Fold-up: a source transformation program would be useful for debugging and
understanding programs
Consider this long, complicated function I took from PostgreSQL.
/* from includes */
#define LP_USED 0x01 /* this line pointer is being used */
#define LP_DELETE 0x02 /* item is to be deleted */
#define OverwritePageMode 0x10
/* from .c */
OffsetNumber
PageAddItem(Page page,
Item item,
Size size,
OffsetNumber offsetNumber,
ItemIdFlags flags)
{
PageHeader phdr = (PageHeader) page;
Size alignedSize;
int lower;
int upper;
ItemId itemId;
OffsetNumber limit;
bool needshuffle = false;
bool overwritemode = (flags & OverwritePageMode) != 0;
flags &= ~OverwritePageMode;
/*
* Be wary about corrupted page pointers
*/
if (phdr->pd_lower < SizeOfPageHeaderData ||
phdr->pd_lower > phdr->pd_upper ||
phdr->pd_upper > phdr->pd_special ||
phdr->pd_special > BLCKSZ)
elog(PANIC, "PageAddItem: corrupted page pointers: lower = %u, upper = %u, special = %u",
phdr->pd_lower, phdr->pd_upper, phdr->pd_special);
/*
* Select offsetNumber to place the new item at
*/
limit = OffsetNumberNext(PageGetMaxOffsetNumber(page));
/* was offsetNumber passed in? */
if (OffsetNumberIsValid(offsetNumber))
{
/* yes, check it */
if (overwritemode)
{
if (offsetNumber < limit)
{
itemId = PageGetItemId(phdr, offsetNumber);
if (((*itemId).lp_flags & LP_USED) ||
((*itemId).lp_len != 0))
{
elog(WARNING, "PageAddItem: tried overwrite of used ItemId");
return InvalidOffsetNumber;
}
}
}
else
{
if (offsetNumber < limit)
needshuffle = true; /* need to move existing linp's */
}
}
else
{
/* offsetNumber was not passed in, so find a free slot */
/* look for "recyclable" (unused & deallocated) ItemId */
for (offsetNumber = 1; offsetNumber < limit; offsetNumber++)
{
itemId = PageGetItemId(phdr, offsetNumber);
if ((((*itemId).lp_flags & LP_USED) == 0) &&
((*itemId).lp_len == 0))
break;
}
/* if no free slot, we'll put it at limit (1st open slot) */
}
if (offsetNumber > limit)
{
elog(WARNING, "PageAddItem: specified offset after maxoff");
return InvalidOffsetNumber;
}
/*
* Compute new lower and upper pointers for page, see if it'll fit.
*
* Note: do arithmetic as signed ints, to avoid mistakes if, say,
* alignedSize > pd_upper.
*/
if (offsetNumber == limit || needshuffle)

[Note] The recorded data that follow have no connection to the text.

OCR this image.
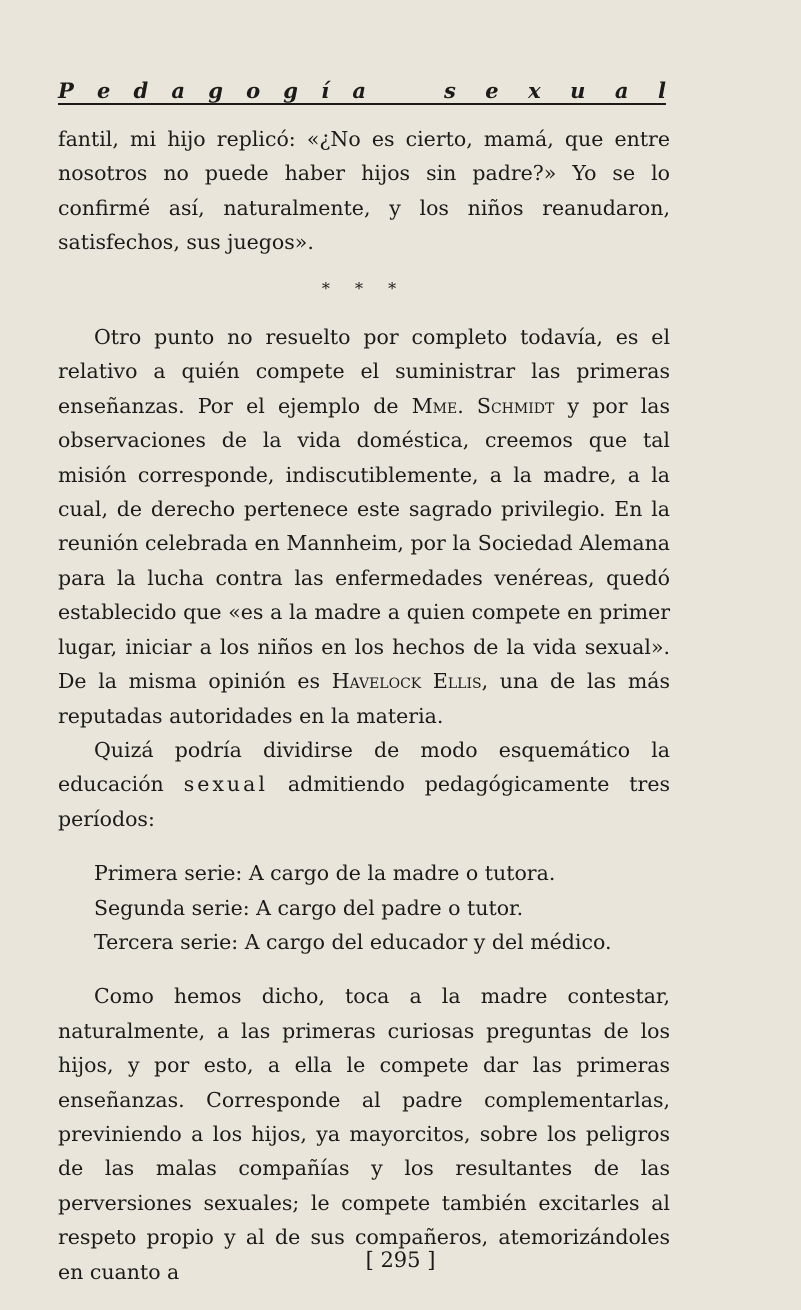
P e d a g o g í a	s e x u a l

fantil, mi hijo replicó: «¿No es cierto, mamá, que entre nosotros no puede haber hijos sin padre?» Yo se lo confirmé así, naturalmente, y los niños reanudaron, satisfechos, sus juegos».

* * *

Otro punto no resuelto por completo todavía, es el relativo a quién compete el suministrar las primeras enseñanzas. Por el ejemplo de Mme. Schmidt y por las observaciones de la vida doméstica, creemos que tal misión corresponde, indiscutiblemente, a la madre, a la cual, de derecho pertenece este sagrado privilegio. En la reunión celebrada en Mannheim, por la Sociedad Alemana para la lucha contra las enfermedades venéreas, quedó establecido que «es a la madre a quien compete en primer lugar, iniciar a los niños en los hechos de la vida sexual». De la misma opinión es Havelock Ellis, una de las más reputadas autoridades en la materia.

Quizá podría dividirse de modo esquemático la educación sexual admitiendo pedagógicamente tres períodos:

Primera serie: A cargo de la madre o tutora.

Segunda serie: A cargo del padre o tutor.

Tercera serie: A cargo del educador y del médico.

Como hemos dicho, toca a la madre contestar, naturalmente, a las primeras curiosas preguntas de los hijos, y por esto, a ella le compete dar las primeras enseñanzas. Corresponde al padre complementarlas, previniendo a los hijos, ya mayorcitos, sobre los peligros de las malas compañías y los resultantes de las perversiones sexuales; le compete también excitarles al respeto propio y al de sus compañeros, atemorizándoles en cuanto a	[ 295 ]
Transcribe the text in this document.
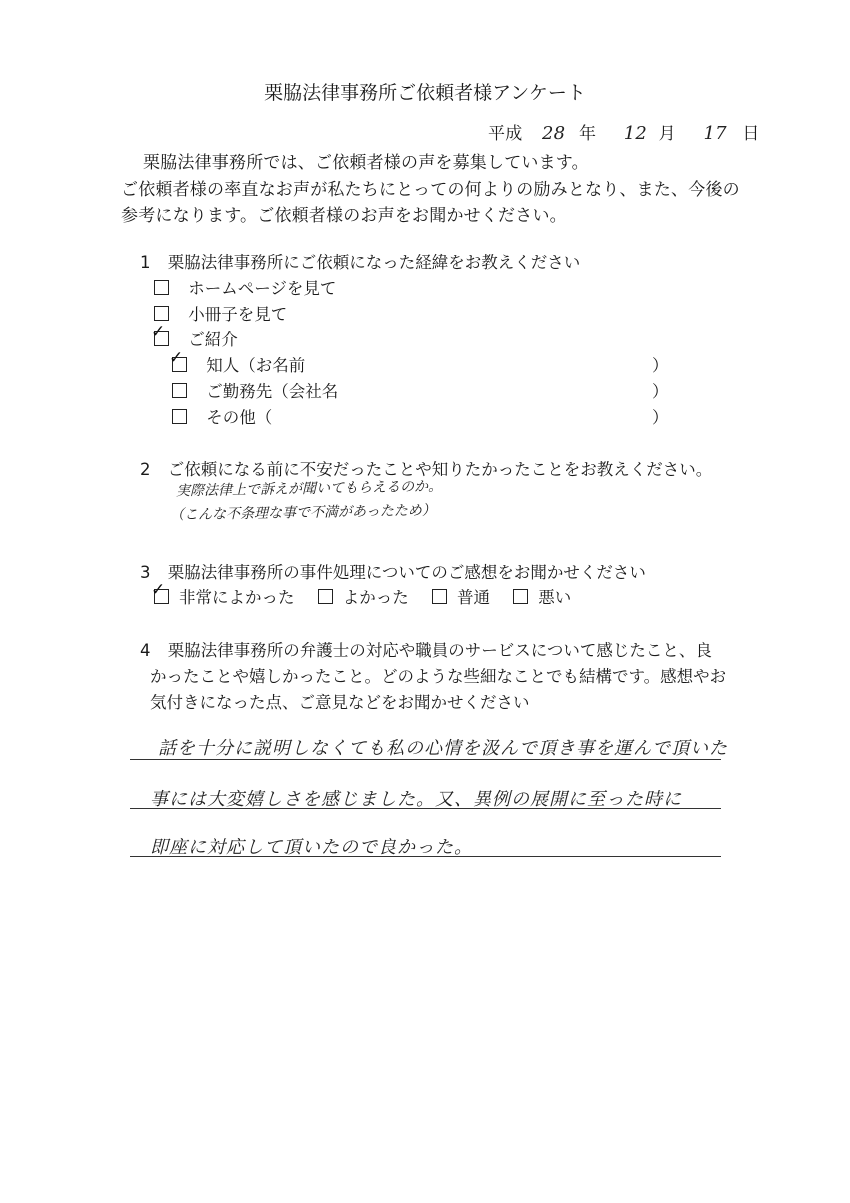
栗脇法律事務所ご依頼者様アンケート
平成 28 年 12 月 17 日
栗脇法律事務所では、ご依頼者様の声を募集しています。
ご依頼者様の率直なお声が私たちにとっての何よりの励みとなり、また、今後の
参考になります。ご依頼者様のお声をお聞かせください。
1 栗脇法律事務所にご依頼になった経緯をお教えください
ホームページを見て
小冊子を見て
✓ ご紹介
✓ 知人（お名前	）
ご勤務先（会社名	）
その他（	）
2 ご依頼になる前に不安だったことや知りたかったことをお教えください。
実際法律上で訴えが聞いてもらえるのか。
（こんな不条理な事で不満があったため）
3 栗脇法律事務所の事件処理についてのご感想をお聞かせください
✓ 非常によかった	よかった	普通	悪い
4 栗脇法律事務所の弁護士の対応や職員のサービスについて感じたこと、良
かったことや嬉しかったこと。どのような些細なことでも結構です。感想やお
気付きになった点、ご意見などをお聞かせください
話を十分に説明しなくても私の心情を汲んで頂き事を運んで頂いた
事には大変嬉しさを感じました。又、異例の展開に至った時に
即座に対応して頂いたので良かった。
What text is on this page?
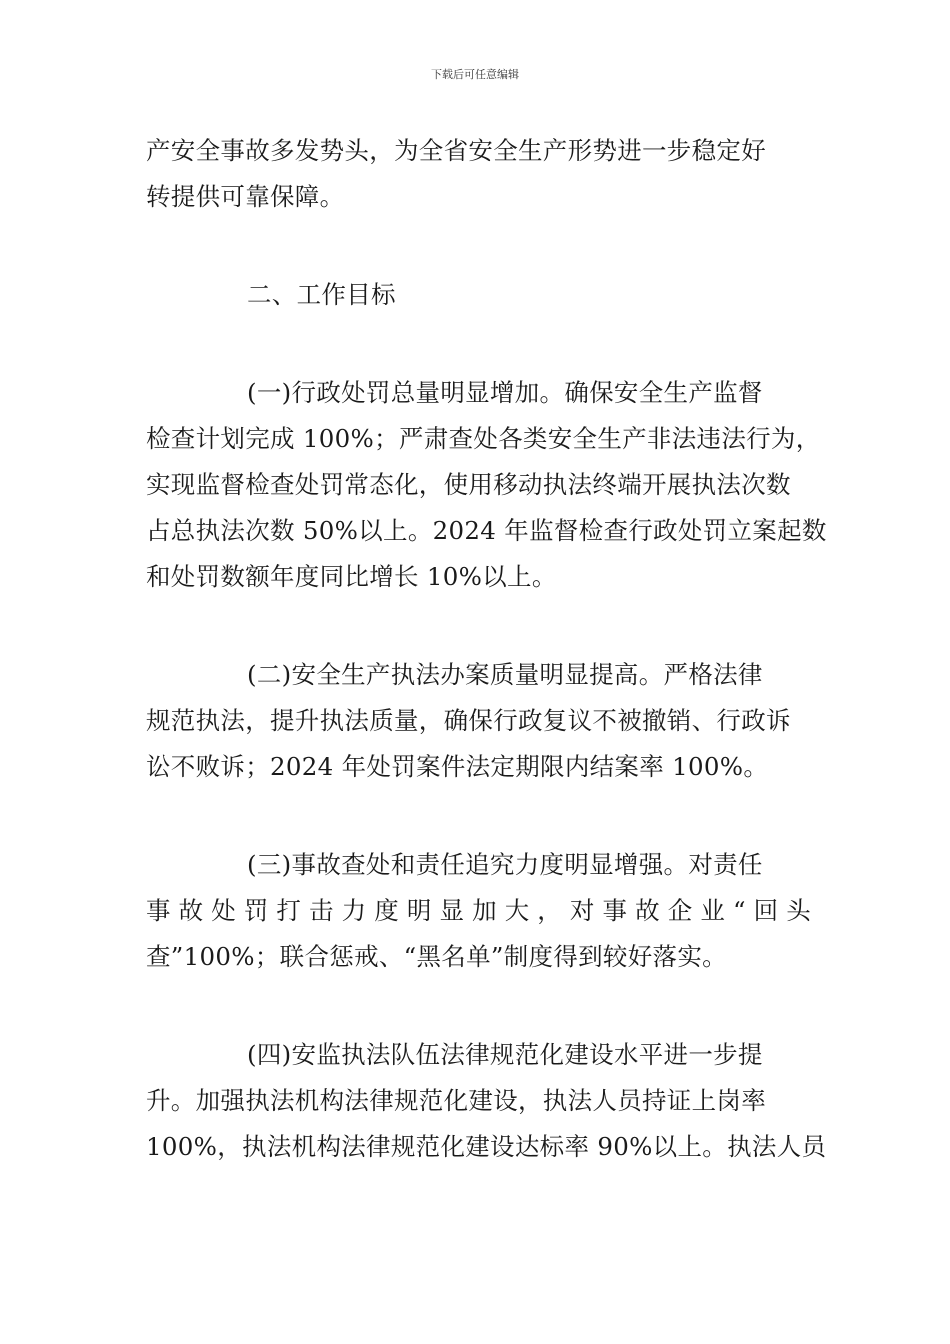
下载后可任意编辑
产安全事故多发势头，为全省安全生产形势进一步稳定好
转提供可靠保障。
二、工作目标
(一)行政处罚总量明显增加。确保安全生产监督
检查计划完成 100%；严肃查处各类安全生产非法违法行为，
实现监督检查处罚常态化，使用移动执法终端开展执法次数
占总执法次数 50%以上。2024 年监督检查行政处罚立案起数
和处罚数额年度同比增长 10%以上。
(二)安全生产执法办案质量明显提高。严格法律
规范执法，提升执法质量，确保行政复议不被撤销、行政诉
讼不败诉；2024 年处罚案件法定期限内结案率 100%。
(三)事故查处和责任追究力度明显增强。对责任
事故处罚打击力度明显加大，对事故企业“回头
查”100%；联合惩戒、“黑名单”制度得到较好落实。
(四)安监执法队伍法律规范化建设水平进一步提
升。加强执法机构法律规范化建设，执法人员持证上岗率
100%，执法机构法律规范化建设达标率 90%以上。执法人员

lower = phdr->pd_lower + sizeof(ItemIdData);
else
lower = phdr->pd_lower;
alignedSize = MAXALIGN(size);
upper = (int) phdr->pd_upper - (int) alignedSize;
if (lower > upper)
return InvalidOffsetNumber;
/*
* OK to insert the item. First, shuffle the existing pointers if
* needed.
*/
itemId = PageGetItemId(phdr, offsetNumber);
if (needshuffle)
memmove(itemId + 1, itemId,
(limit - offsetNumber) * sizeof(ItemIdData));
/* set the item pointer */
(*itemId).lp_off = upper;
(*itemId).lp_len = size;
(*itemId).lp_flags = flags;
/* copy the item's data onto the page */
memcpy((char *) page + upper, item, size);
/* adjust page header */
phdr->pd_lower = (LocationIndex) lower;
phdr->pd_upper = (LocationIndex) upper;
return offsetNumber;
}
( Portions Copyright (c) 1996-2002, PostgreSQL Global Development Group;
Portions Copyright (c) 1994, Regents of the University of California )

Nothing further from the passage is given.